Comment Re:Great - except for one thing (Score 1) 133

The business side is why the company exists. When they add feature creep etc, it's generally because they don't really know what the customer wants and are trying to see what lands.

In my experience, this tends to happen when marketing gets involved in the design process, and starts asking for previous_product++. One of the reasons Steve Jobs was so effective is that he understood the technical side of things well enough to help make design decisions.

They tend to not even really understand how to tell if a time estimate is BS or not.

The best way to get good at estimating is doing a couple of fixed price contracts that end up working out to you making less than minimum wage. Then you either get good at estimating, or you go out of business.

All managers who've worked with people who are bad at estimating automatically apply a scaling factor, which usually depends on the person making the estimate, and then you scale it for the real estimate, because people are frequently bad at estimating. In general, there are two types of people (substitute gender, if you wish to): Mr. Right, and Mr. Right Now. Both of these can be valuable to a company, but generally, if you want to scale to a large number of customers without huge built-in costs, your prototype is done by Mr. Right Now to get to funding, and then your released product is done by Mr. Right.

Comment Re:Cycle of life (Score 2) 133

All things are born, grow up, grow old and die, corporate citizens are not excluded from entropy.

The oldest continuously running company is Kongo Gumi; it was founded in the year 578. Not dead yet.

FWIW, there are 5,586 companies older than 200 years. Like the Stiftskeller St. Peter restaurant in Austria, which was founded in the year 803, or Sean's Bar, an Irish Pub, founded in the year 900. Even the U.S. has gotten into the act; Shirley Plantation is a farm founded in Virginia in 1613. A surprising percentage of them are alcohol related, although there are also a lot of hotels, confectioners, and other businesses.

Comment Software Priesthood (Score 1) 365

The whole thrust of ESR's Cathedral and the Bazaar essay...

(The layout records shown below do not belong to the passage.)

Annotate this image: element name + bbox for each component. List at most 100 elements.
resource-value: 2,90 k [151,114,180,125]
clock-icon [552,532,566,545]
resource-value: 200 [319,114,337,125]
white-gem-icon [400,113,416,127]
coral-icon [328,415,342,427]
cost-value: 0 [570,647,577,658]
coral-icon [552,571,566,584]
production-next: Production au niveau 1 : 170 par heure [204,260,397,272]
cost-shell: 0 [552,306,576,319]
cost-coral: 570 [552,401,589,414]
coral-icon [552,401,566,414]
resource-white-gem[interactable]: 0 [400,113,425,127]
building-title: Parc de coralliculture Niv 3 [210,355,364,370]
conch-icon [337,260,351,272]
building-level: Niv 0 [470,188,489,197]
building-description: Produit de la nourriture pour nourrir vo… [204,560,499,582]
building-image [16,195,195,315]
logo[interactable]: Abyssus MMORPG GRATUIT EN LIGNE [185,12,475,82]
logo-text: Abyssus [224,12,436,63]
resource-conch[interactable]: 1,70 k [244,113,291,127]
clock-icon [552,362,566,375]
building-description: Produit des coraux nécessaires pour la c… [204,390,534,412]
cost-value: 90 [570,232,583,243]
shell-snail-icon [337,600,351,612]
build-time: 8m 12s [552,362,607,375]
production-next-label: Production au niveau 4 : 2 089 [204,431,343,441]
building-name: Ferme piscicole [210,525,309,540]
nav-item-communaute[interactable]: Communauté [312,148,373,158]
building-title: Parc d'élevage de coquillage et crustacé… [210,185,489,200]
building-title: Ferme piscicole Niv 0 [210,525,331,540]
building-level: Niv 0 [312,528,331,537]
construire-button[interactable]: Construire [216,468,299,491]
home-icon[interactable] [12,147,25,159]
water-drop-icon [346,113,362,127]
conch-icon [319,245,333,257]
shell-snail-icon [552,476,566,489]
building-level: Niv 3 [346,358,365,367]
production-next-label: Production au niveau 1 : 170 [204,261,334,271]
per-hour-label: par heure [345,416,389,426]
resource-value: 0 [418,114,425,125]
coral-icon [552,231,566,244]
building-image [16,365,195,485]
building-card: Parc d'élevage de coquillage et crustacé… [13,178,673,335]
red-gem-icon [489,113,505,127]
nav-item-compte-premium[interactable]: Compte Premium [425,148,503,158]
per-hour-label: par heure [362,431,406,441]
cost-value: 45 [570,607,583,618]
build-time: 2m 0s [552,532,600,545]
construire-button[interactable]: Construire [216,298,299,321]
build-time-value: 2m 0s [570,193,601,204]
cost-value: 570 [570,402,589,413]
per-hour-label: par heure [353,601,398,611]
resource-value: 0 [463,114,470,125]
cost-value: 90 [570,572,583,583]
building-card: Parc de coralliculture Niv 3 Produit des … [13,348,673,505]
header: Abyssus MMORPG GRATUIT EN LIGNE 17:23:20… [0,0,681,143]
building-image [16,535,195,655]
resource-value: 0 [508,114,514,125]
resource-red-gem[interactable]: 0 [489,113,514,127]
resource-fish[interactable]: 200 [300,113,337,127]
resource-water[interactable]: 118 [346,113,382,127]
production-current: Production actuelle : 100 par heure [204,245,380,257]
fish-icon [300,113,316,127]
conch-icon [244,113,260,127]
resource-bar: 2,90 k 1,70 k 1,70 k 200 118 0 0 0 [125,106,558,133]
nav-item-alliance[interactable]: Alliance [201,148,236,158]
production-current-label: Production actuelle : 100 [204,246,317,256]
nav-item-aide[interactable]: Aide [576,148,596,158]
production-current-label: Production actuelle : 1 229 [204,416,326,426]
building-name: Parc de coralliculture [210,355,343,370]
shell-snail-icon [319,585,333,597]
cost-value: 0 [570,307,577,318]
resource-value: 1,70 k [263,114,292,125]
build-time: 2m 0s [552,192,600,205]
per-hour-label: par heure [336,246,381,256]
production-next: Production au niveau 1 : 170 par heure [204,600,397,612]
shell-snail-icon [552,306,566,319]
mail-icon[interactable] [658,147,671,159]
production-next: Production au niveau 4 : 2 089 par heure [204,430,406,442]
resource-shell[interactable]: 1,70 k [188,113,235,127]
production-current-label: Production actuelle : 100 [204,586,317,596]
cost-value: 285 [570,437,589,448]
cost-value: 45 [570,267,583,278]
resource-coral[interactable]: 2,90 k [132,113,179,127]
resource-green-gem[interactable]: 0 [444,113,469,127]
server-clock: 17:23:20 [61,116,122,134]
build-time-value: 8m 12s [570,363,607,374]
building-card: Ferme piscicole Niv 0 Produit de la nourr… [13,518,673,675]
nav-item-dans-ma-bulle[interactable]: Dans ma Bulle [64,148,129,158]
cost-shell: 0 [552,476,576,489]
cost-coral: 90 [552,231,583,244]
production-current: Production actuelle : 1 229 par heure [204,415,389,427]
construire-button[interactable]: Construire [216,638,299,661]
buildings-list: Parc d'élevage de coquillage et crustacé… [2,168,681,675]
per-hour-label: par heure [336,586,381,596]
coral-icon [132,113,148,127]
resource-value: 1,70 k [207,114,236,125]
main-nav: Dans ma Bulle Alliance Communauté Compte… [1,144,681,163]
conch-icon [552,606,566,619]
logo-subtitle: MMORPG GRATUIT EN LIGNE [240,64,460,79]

You're about 30 years late WRT your reference. When I said "back in the day"...

I first saw the term "software priesthood" in print in Byte magazine -- it was 1976, I think. It was already in play among those of us who had already been programming for a while, and even more so among certain sectors of management.

Comment 30 Times Faster? (Score 5, Interesting) 223

For most specific problems thrown at supercomputers, you can go 30 times faster with a custom hardware architecture baked into silicon

To go 30 times fast for general purpose supercomputing, you use the latest silicon (2X) and more chips (15X) and come up with a super new interconnect to make it not suck. This would involve making some chips that support low latency IPC in hardware.

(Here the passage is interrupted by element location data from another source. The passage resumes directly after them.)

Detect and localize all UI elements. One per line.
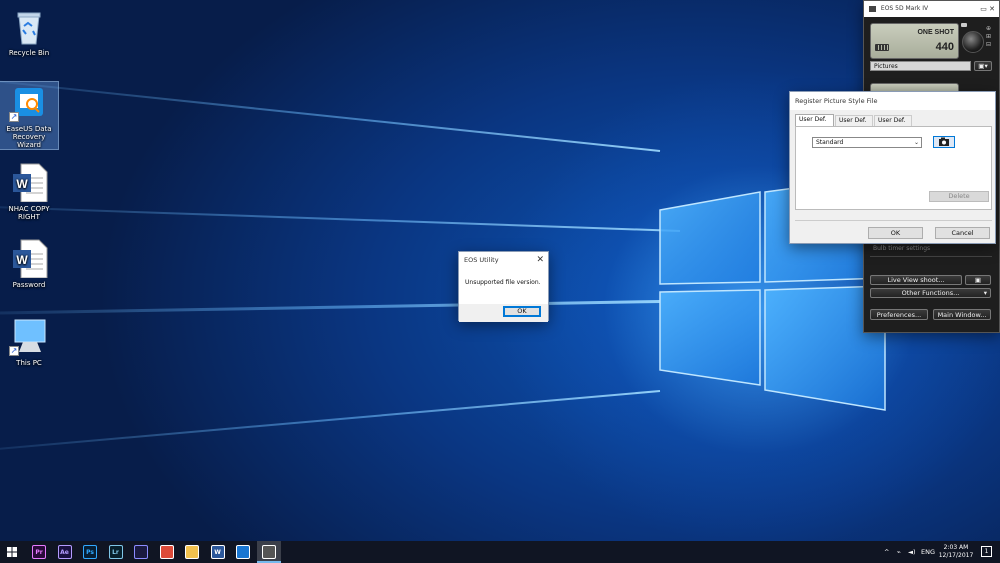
af-mode: ONE SHOT: [917, 29, 954, 36]
chevron-down-icon: ⌄: [913, 139, 919, 146]
camera-settings-icon[interactable]: ▣▾: [974, 61, 992, 71]
camera-lcd: ONE SHOT 440: [870, 23, 959, 59]
dialog-message: Unsupported file version.: [465, 279, 541, 286]
battery-icon: [875, 44, 889, 51]
eos-utility-dialog: EOS Utility ✕ Unsupported file version. …: [458, 251, 549, 322]
dialog-footer: OK: [459, 304, 548, 322]
media-encoder-icon[interactable]: [134, 545, 148, 559]
recycle-bin-icon: [9, 6, 49, 46]
shots-remaining: 440: [935, 41, 954, 53]
register-picture-style-dialog: Register Picture Style File User Def. 1 …: [789, 91, 996, 244]
clock-date: 12/17/2017: [938, 552, 974, 559]
wallpaper-beam: [0, 70, 661, 152]
tab-user-def-3[interactable]: User Def. 3: [874, 115, 912, 134]
tray-chevron-icon[interactable]: ^: [884, 541, 889, 563]
desktop-icon-label: This PC: [16, 359, 42, 367]
file-explorer-icon[interactable]: [185, 545, 199, 559]
action-center-icon[interactable]: 1: [981, 546, 992, 557]
camera-panel-title: EOS 5D Mark IV: [880, 5, 929, 12]
window-controls[interactable]: ▭ ✕: [980, 1, 995, 17]
ok-button[interactable]: OK: [503, 306, 541, 317]
premiere-icon[interactable]: Pr: [32, 545, 46, 559]
camera-icon: [869, 5, 876, 12]
desktop-icon-easeus[interactable]: ↗ EaseUS Data Recovery Wizard: [0, 81, 59, 150]
photoshop-icon[interactable]: Ps: [83, 545, 97, 559]
shortcut-arrow-icon: ↗: [9, 346, 19, 356]
mode-indicator-icon: [961, 23, 967, 27]
desktop-icon-password[interactable]: W Password: [0, 238, 58, 289]
easeus-data-recovery-icon: ↗: [9, 82, 49, 122]
live-view-shoot-button[interactable]: Live View shoot...: [870, 275, 962, 285]
chevron-down-icon: ▾: [983, 289, 987, 297]
camera-panel-titlebar: EOS 5D Mark IV ▭ ✕: [864, 1, 999, 17]
dialog-title: Register Picture Style File: [795, 97, 878, 105]
bulb-timer-settings[interactable]: Bulb timer settings: [870, 244, 992, 254]
main-window-button[interactable]: Main Window...: [933, 309, 991, 320]
camera-dial[interactable]: [962, 31, 984, 53]
dialog-body: Unsupported file version.: [459, 268, 548, 304]
divider: [870, 256, 992, 266]
desktop-icon-label: Recycle Bin: [8, 49, 50, 57]
preferences-button[interactable]: Preferences...: [870, 309, 928, 320]
desktop-icon-label: NHAC COPY RIGHT: [8, 205, 50, 221]
tab-user-def-2[interactable]: User Def. 2: [835, 115, 873, 134]
shortcut-arrow-icon: ↗: [9, 112, 19, 122]
picture-style-select[interactable]: Standard ⌄: [812, 137, 922, 148]
language-indicator[interactable]: ENG: [921, 541, 935, 563]
cancel-button[interactable]: Cancel: [935, 227, 990, 239]
dialog-title: EOS Utility: [464, 256, 499, 264]
svg-text:W: W: [16, 253, 28, 267]
ok-button[interactable]: OK: [868, 227, 923, 239]
tab-user-def-1[interactable]: User Def. 1: [795, 114, 834, 133]
close-icon[interactable]: ✕: [536, 252, 544, 268]
after-effects-icon[interactable]: Ae: [57, 545, 72, 559]
divider: [795, 220, 992, 221]
other-functions-label: Other Functions...: [901, 289, 960, 297]
chrome-icon[interactable]: [159, 545, 174, 559]
desktop-icon-label: EaseUS Data Recovery Wizard: [6, 125, 52, 149]
wallpaper-beam: [0, 390, 661, 459]
wallpaper-beam: [0, 202, 681, 232]
easeus-icon[interactable]: [236, 545, 250, 559]
open-file-button[interactable]: [933, 136, 955, 148]
volume-icon[interactable]: ◄): [908, 541, 916, 563]
desktop-icon-recycle-bin[interactable]: Recycle Bin: [0, 6, 58, 57]
desktop-icon-this-pc[interactable]: ↗ This PC: [0, 316, 58, 367]
other-functions-button[interactable]: Other Functions... ▾: [870, 288, 991, 298]
eos-utility-icon[interactable]: [261, 545, 276, 559]
network-icon[interactable]: ⌁: [897, 541, 901, 563]
word-document-icon: W: [9, 238, 49, 279]
delete-button[interactable]: Delete: [929, 191, 989, 202]
clock[interactable]: 2:03 AM 12/17/2017: [936, 544, 976, 560]
svg-text:W: W: [16, 177, 28, 191]
lightroom-icon[interactable]: Lr: [108, 545, 123, 559]
camera-folder-icon: [939, 137, 949, 146]
start-button[interactable]: [7, 547, 17, 557]
windows-start-icon: [7, 547, 17, 557]
word-document-icon: W: [9, 162, 49, 203]
pictures-field[interactable]: Pictures: [870, 61, 971, 71]
notification-count: 1: [984, 548, 989, 555]
taskbar: Pr Ae Ps Lr W ^ ⌁ ◄) ENG 2:03 AM 12/17/2017 …: [0, 541, 1000, 563]
wallpaper-beam: [0, 300, 661, 317]
word-icon[interactable]: W: [210, 545, 225, 559]
desktop-icon-nhac-copy-right[interactable]: W NHAC COPY RIGHT: [0, 162, 58, 221]
dialog-titlebar: EOS Utility ✕: [459, 252, 548, 268]
live-view-camera-icon[interactable]: ▣: [965, 275, 991, 285]
computer-icon: ↗: [9, 316, 49, 356]
picture-style-value: Standard: [816, 139, 844, 146]
side-controls-icon[interactable]: ⊕ ⊞ ⊟: [986, 25, 994, 51]
desktop-icon-label: Password: [12, 281, 46, 289]
dialog-titlebar: Register Picture Style File: [790, 92, 995, 110]
tab-panel: Standard ⌄ Delete: [795, 126, 992, 210]
clock-time: 2:03 AM: [943, 544, 969, 551]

They are free to send me a few billion dollars, I'll get right on it and deliver a 30X faster machine and I'l even use some blue LEDs on the front panel.

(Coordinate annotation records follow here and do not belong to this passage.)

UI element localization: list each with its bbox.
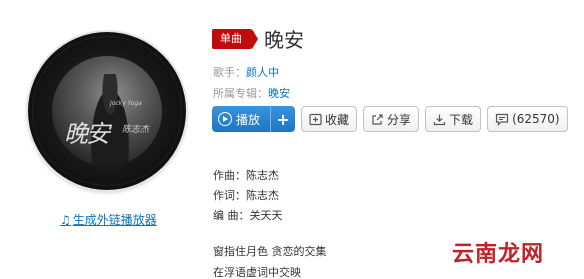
singer-link[interactable]: 颜人中 — [246, 66, 279, 79]
cover-small-text: Jocky Yoga — [110, 100, 142, 107]
generate-player-label: 生成外链播放器 — [72, 213, 157, 227]
comment-count: (62570) — [512, 112, 560, 126]
album-disc: Jocky Yoga 晚安 陈志杰 — [28, 32, 186, 190]
play-group: 播放 + — [212, 106, 296, 132]
share-icon — [372, 113, 383, 125]
lyric-line: 在浮语虚词中交映 — [213, 266, 301, 279]
music-note-icon: ♫ — [60, 212, 71, 227]
collect-button[interactable]: 收藏 — [301, 106, 358, 132]
add-to-playlist-button[interactable]: + — [271, 106, 296, 132]
play-button[interactable]: 播放 — [212, 106, 272, 132]
action-bar: 播放 + 收藏 分享 下载 (62570) — [212, 106, 568, 132]
download-icon — [433, 114, 446, 125]
arranger-credit: 编 曲：关天天 — [213, 209, 283, 222]
album-row: 所属专辑：晚安 — [213, 85, 290, 101]
album-label: 所属专辑： — [213, 87, 268, 100]
song-header: 单曲 晚安 — [212, 24, 304, 53]
singer-label: 歌手： — [213, 66, 246, 79]
comment-button[interactable]: (62570) — [487, 106, 568, 132]
cover-signature: 陈志杰 — [122, 125, 150, 135]
lyricist-credit: 作词：陈志杰 — [213, 189, 279, 202]
download-button[interactable]: 下载 — [425, 106, 482, 132]
watermark-logo: 云南龙网 — [452, 241, 545, 267]
song-title: 晚安 — [264, 28, 304, 52]
lyric-line: 窗指住月色 贪恋的交集 — [213, 245, 327, 258]
share-button[interactable]: 分享 — [363, 106, 420, 132]
share-label: 分享 — [387, 112, 412, 127]
generate-player-link[interactable]: ♫ 生成外链播放器 — [60, 211, 157, 228]
album-link[interactable]: 晚安 — [268, 87, 290, 100]
composer-credit: 作曲：陈志杰 — [213, 169, 279, 182]
album-cover: Jocky Yoga 晚安 陈志杰 — [52, 56, 162, 166]
singer-row: 歌手：颜人中 — [213, 64, 279, 80]
single-badge: 单曲 — [212, 28, 258, 49]
collect-label: 收藏 — [325, 112, 350, 127]
play-label: 播放 — [236, 112, 261, 127]
comment-icon — [495, 113, 509, 126]
download-label: 下载 — [449, 112, 474, 127]
play-icon — [218, 112, 232, 126]
cover-title-text: 晚安 — [64, 120, 110, 148]
collect-icon — [309, 113, 322, 125]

Comment Re:Obligatory bash.org (Score 1) 698

Agreed. I wouldn't change a thing. I spend my time worrying about my current project or my programming skills, not the layout of my keyboard. I internalized key positions decades ago, and I don't see any real benefit in trying to relearn what I've already got down pat.

There are a lot of slightly sub-optimal things in our lives that hang around due to simple inertia. The "pain in the ass" factor of learning a new keyboard layout probably outweighs potential efficiencies of completely or partially relearning how to touch-type. Most of us don't rely on maximum efficiency when typing, unless you happen to have a very specialized job in which you type a *lot*. A slightly more efficient layout probably won't make any substantial difference for most of us.

As a practical matter, choosing a non-standard keyboard layout is going to greatly inconvenience you in many ways. You'll have a dramatically limited selection of keyboards to choose from, and you're going to have problems every time you need to temporarily use someone else's standard qwerty keyboard.